In the School Superintendents Association (AASA) webinar “More Than a Test Score: Leveraging Federal Dollars to Support Innovation in SEL Investments,” three panelists—including AllHere President and CEO Joanna Smith—started with a high-level overview and then drilled down to the day-to-day work of ensuring students’ social and emotional well-being. 

Funding that’s available now

“Since 2018, on an annual basis, the Title IV-A program has received a little over $1 billion per year,” said Ally Talcott, Executive Director of the Title IV-A Coalition, an advocacy group that focuses on federal funding for ESSA’s Student Support and Academic Enrichment grant program. 

Talcott emphasized that the current Title IV-A budget of $1.22 billion—in combination with several relief funds that Congress has approved to respond to the impact of COVID—provides many opportunities for schools to pay for SEL initiatives. The budget for Title IV-A is expected to climb again in fiscal year 2022, to around $1.3 billion. 

While districts appreciate bursts of funding like the Elementary and Secondary School Emergency Relief Fund, ongoing investments are more effective in helping districts implement and maintain SEL programs. “Having the knowledge of what’s coming is so critical to us in terms of planning,” said Superintendent Dan Bridges of the Naperville Community United School District 203 in Illinois. 

Prior to COVID, Naperville 203 was working on implementation of a K-12 social-emotional learning curriculum focused on positive community and climate. Since then, Bridges said, the district has recognized an even greater need for health and wellness for its students—and for the larger community of adults surrounding them.

Naperville 203 is a high-achieving district with adequate local resources to dedicate to SEL—but, Bridges explained, even though federal funds make up only 4% of its budget, those are key funds for providing staff who specialize in SEL-related work. “Once some of this ESSR funding goes away, we’re really going to have to analyze how we will maintain the positions we’ve added,” he said.

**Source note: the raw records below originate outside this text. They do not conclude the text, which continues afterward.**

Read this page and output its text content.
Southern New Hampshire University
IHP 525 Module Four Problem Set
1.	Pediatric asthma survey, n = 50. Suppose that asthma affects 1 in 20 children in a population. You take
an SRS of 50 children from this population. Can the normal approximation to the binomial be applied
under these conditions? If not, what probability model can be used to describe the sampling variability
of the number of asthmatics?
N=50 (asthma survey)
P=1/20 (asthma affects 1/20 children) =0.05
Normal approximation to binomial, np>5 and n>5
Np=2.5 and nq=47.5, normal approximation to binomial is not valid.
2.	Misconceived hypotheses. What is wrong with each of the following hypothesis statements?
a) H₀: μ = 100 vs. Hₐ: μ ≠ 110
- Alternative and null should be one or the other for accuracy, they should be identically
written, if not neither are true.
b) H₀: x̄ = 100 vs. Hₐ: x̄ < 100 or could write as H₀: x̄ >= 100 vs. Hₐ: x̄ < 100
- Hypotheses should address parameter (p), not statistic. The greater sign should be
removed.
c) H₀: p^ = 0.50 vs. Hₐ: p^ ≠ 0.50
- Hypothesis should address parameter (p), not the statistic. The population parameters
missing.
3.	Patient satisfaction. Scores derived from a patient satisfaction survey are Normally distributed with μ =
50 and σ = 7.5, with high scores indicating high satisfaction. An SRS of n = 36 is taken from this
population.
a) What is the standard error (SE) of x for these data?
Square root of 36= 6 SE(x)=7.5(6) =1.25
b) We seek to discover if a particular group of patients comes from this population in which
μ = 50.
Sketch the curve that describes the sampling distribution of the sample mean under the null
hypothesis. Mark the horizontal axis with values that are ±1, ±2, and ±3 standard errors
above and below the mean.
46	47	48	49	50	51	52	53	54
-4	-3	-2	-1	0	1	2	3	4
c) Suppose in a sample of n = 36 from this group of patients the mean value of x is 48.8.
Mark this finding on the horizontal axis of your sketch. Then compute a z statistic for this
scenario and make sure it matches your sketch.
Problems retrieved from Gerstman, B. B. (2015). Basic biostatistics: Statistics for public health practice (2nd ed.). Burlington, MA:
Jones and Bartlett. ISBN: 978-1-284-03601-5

Money isn’t everything when it comes to SEL

“AllHere supports over 8,000 schools on a national basis, and we’re hearing that the resource base to hire staff to support the mounting SEL needs is a challenge,” said Smith. 

“Even for the most expert counselors, social workers, and school psychologists, their capacity is crushed because of the magnitude of kids who needed help pre-COVID and who need help now,” she continued. “Technology is not a replacement for strong support infrastructure for kids and parents, but it is a way to augment it. It can save time for the most complex and meaningful interactions.”

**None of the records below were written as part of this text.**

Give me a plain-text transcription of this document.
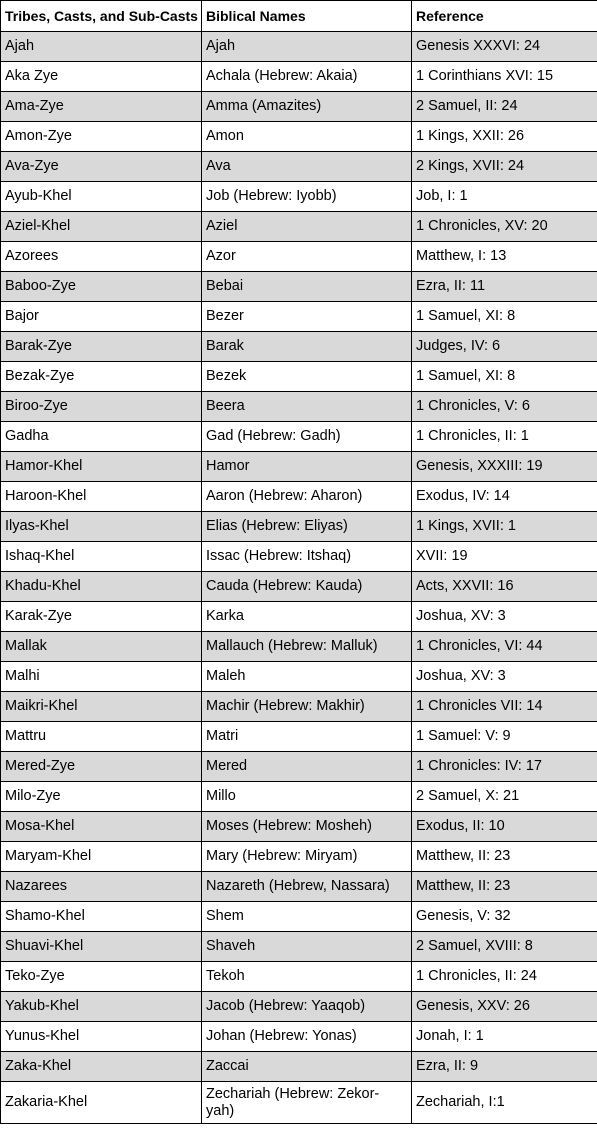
Tribes, Casts, and Sub-Casts	Biblical Names	Reference
Ajah	Ajah	Genesis XXXVI: 24
Aka Zye	Achala (Hebrew: Akaia)	1 Corinthians XVI: 15
Ama-Zye	Amma (Amazites)	2 Samuel, II: 24
Amon-Zye	Amon	1 Kings, XXII: 26
Ava-Zye	Ava	2 Kings, XVII: 24
Ayub-Khel	Job (Hebrew: Iyobb)	Job, I: 1
Aziel-Khel	Aziel	1 Chronicles, XV: 20
Azorees	Azor	Matthew, I: 13
Baboo-Zye	Bebai	Ezra, II: 11
Bajor	Bezer	1 Samuel, XI: 8
Barak-Zye	Barak	Judges, IV: 6
Bezak-Zye	Bezek	1 Samuel, XI: 8
Biroo-Zye	Beera	1 Chronicles, V: 6
Gadha	Gad (Hebrew: Gadh)	1 Chronicles, II: 1
Hamor-Khel	Hamor	Genesis, XXXIII: 19
Haroon-Khel	Aaron (Hebrew: Aharon)	Exodus, IV: 14
Ilyas-Khel	Elias (Hebrew: Eliyas)	1 Kings, XVII: 1
Ishaq-Khel	Issac (Hebrew: Itshaq)	XVII: 19
Khadu-Khel	Cauda (Hebrew: Kauda)	Acts, XXVII: 16
Karak-Zye	Karka	Joshua, XV: 3
Mallak	Mallauch (Hebrew: Malluk)	1 Chronicles, VI: 44
Malhi	Maleh	Joshua, XV: 3
Maikri-Khel	Machir (Hebrew: Makhir)	1 Chronicles VII: 14
Mattru	Matri	1 Samuel: V: 9
Mered-Zye	Mered	1 Chronicles: IV: 17
Milo-Zye	Millo	2 Samuel, X: 21
Mosa-Khel	Moses (Hebrew: Mosheh)	Exodus, II: 10
Maryam-Khel	Mary (Hebrew: Miryam)	Matthew, II: 23
Nazarees	Nazareth (Hebrew, Nassara)	Matthew, II: 23
Shamo-Khel	Shem	Genesis, V: 32
Shuavi-Khel	Shaveh	2 Samuel, XVIII: 8
Teko-Zye	Tekoh	1 Chronicles, II: 24
Yakub-Khel	Jacob (Hebrew: Yaaqob)	Genesis, XXV: 26
Yunus-Khel	Johan (Hebrew: Yonas)	Jonah, I: 1
Zaka-Khel	Zaccai	Ezra, II: 9
Zakaria-Khel	Zechariah (Hebrew: Zekor-yah)	Zechariah, I:1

AllHere’s mobile messaging solution supports families 24/7—both reactively and proactively. “This strong two-way communication between schools and families helps attend to students’ well-being,” Smith said. By streamlining routine communications, the chatbot frees school staff to focus on the highest-impact engagement and education activities. 

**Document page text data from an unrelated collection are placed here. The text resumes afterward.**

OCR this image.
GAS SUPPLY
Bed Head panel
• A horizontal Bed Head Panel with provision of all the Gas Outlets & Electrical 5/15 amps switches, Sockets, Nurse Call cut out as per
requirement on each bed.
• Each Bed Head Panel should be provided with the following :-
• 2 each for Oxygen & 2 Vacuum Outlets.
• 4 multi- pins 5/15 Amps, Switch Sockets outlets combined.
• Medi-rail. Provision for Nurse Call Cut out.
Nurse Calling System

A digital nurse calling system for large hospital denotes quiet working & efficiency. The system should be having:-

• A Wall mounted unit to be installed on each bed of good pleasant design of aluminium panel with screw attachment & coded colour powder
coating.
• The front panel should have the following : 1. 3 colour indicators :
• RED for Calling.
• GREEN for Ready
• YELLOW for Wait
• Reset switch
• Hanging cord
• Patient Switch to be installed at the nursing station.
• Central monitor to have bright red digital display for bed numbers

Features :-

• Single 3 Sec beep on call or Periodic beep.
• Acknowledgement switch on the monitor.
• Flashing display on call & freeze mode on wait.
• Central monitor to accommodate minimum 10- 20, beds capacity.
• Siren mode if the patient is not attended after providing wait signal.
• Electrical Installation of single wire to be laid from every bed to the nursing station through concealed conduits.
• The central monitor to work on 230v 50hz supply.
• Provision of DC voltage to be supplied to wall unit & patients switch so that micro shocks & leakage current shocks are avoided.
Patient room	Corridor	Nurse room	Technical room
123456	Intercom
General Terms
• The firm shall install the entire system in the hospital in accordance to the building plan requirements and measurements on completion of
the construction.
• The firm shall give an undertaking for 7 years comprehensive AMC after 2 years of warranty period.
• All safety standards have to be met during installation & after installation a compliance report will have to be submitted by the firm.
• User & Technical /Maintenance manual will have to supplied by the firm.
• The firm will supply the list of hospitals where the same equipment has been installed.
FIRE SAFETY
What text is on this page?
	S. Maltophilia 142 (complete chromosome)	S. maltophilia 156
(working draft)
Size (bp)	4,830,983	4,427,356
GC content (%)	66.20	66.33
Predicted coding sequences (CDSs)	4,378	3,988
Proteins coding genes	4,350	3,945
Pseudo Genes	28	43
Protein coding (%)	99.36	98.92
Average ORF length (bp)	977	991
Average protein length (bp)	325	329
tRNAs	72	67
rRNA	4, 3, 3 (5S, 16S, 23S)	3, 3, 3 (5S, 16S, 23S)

Next steps for district and school leaders

Talcott encouraged administrators to reach out to their Congressional delegation and explain how Title IV-A funds benefit their teachers and students. Title IV-A funding tends to have broad bipartisan support in both the House and Senate, and lawmakers appreciate hearing about the wide range of implementations and outcomes at schools in their Congressional districts. 

“A lot of our leaders don’t understand what it takes to plan these programs and implement them usefully,” Talcott said. “Your positive story about how valuable these dollars are makes a difference.”

At the district level, Smith reminded administrators that when they invest in support for SEL, whatever they add needs to relieve staff’s workload rather than adding to it—while still getting the right support to the right student at the right time. 

“A chatbot is able to take some of the pressure off staff and give families and outlet to ask questions and receive help in a method that works for them 24/7,” Smith said. “There are many texting platforms out there, but a platform like AllHere offers personalized, evidence-based help and support to address any school-related challenge.”